Personal information
- Full name: Victor Henry Vallance Goodwin
- Born: 26 October 1906 Sydney, Australia
- Died: 22 September 1957 (aged 50) Sydney, Australia
- Source: Cricinfo, 3 October 2020

= Victor Goodwin =

Australian cricketer (1906–1957)

Victor Goodwin (26 October 1906 - 22 September 1957) was an Australian cricketer who was a batsman and noted for his skill as a fielder. He played in nine first-class matches for Queensland between 1929 and 1931.

==Cricket career==
Goodwin was a successful sportsman while in school representing the combined NSW primary schools baseball team against a combined High Schools team in 1920 and then playing for the High Schools team against Victoria and University in 1921 and 1922. He attended Petersham High School and in 1922 he represented their cricket team scoring three centuries in the year, took 8 for 7 with the ball in a match, and he also began playing junior cricket for the Petersham Cricket Club the same year.

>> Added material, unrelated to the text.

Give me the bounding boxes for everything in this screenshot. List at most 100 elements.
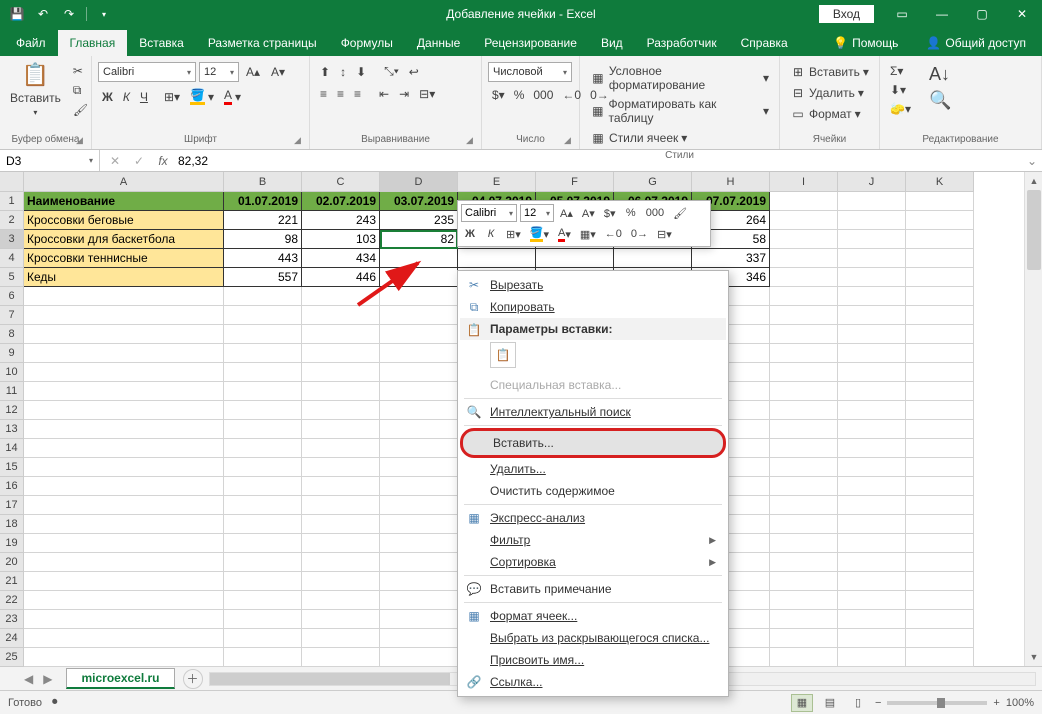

In September 1928 Goodwin moved to Brisbane where he began playing for Valley in district cricket and working for a branch of the Bank of Adelaide. He was selected for Queensland in the 1928/29 Sheffield Shield season but declined his place due to business commitments, but in the following season he was selected for Queensland Colts and scored a century against NSW Colts at the Sydney Cricket Ground. In the 1929/30 season he was able to make his First-class debut for Queensland and he averaged 25.50 over ten innings for the season. In 1930/31 he averaged 36.60 in the Sheffield Shield for Queensland over six innings and in January 1931 he represented Queensland in a tour game against the West Indies and scored 60 out of a team innings of 167 and 54 in an innings of 188 for the side.

In the 1931/32 season Goodwin began playing for Northern Suburbs in district cricket however in November 1931 he was transferred to a Sydney branch of the Bank of Adelaide forcing him to leave the club and turn down his selection for the Queensland state side. He intended to return to the Petersham club after returning to New South Wales. His departure from Queensland was reported as a big loss for the State side and he was described as one of the State's "most reliable run-getters and most brilliant fielders." The Valley Cricket Club held a banquet at the Empire Hotel to farewell Goodwin and the secretary of the Queensland Cricket Association, R.T. Stephens, mentioned him as one of the magnificent fieldsman who had been important to Queensland cricket and Leo O'Connor presented him with a kit bag on behalf of the Valley Cub and stated that he had great hopes for him as a "bosey bowler" commenting that if he set his mind to it he would be playing for New South Wales as a batsman and spin bowler.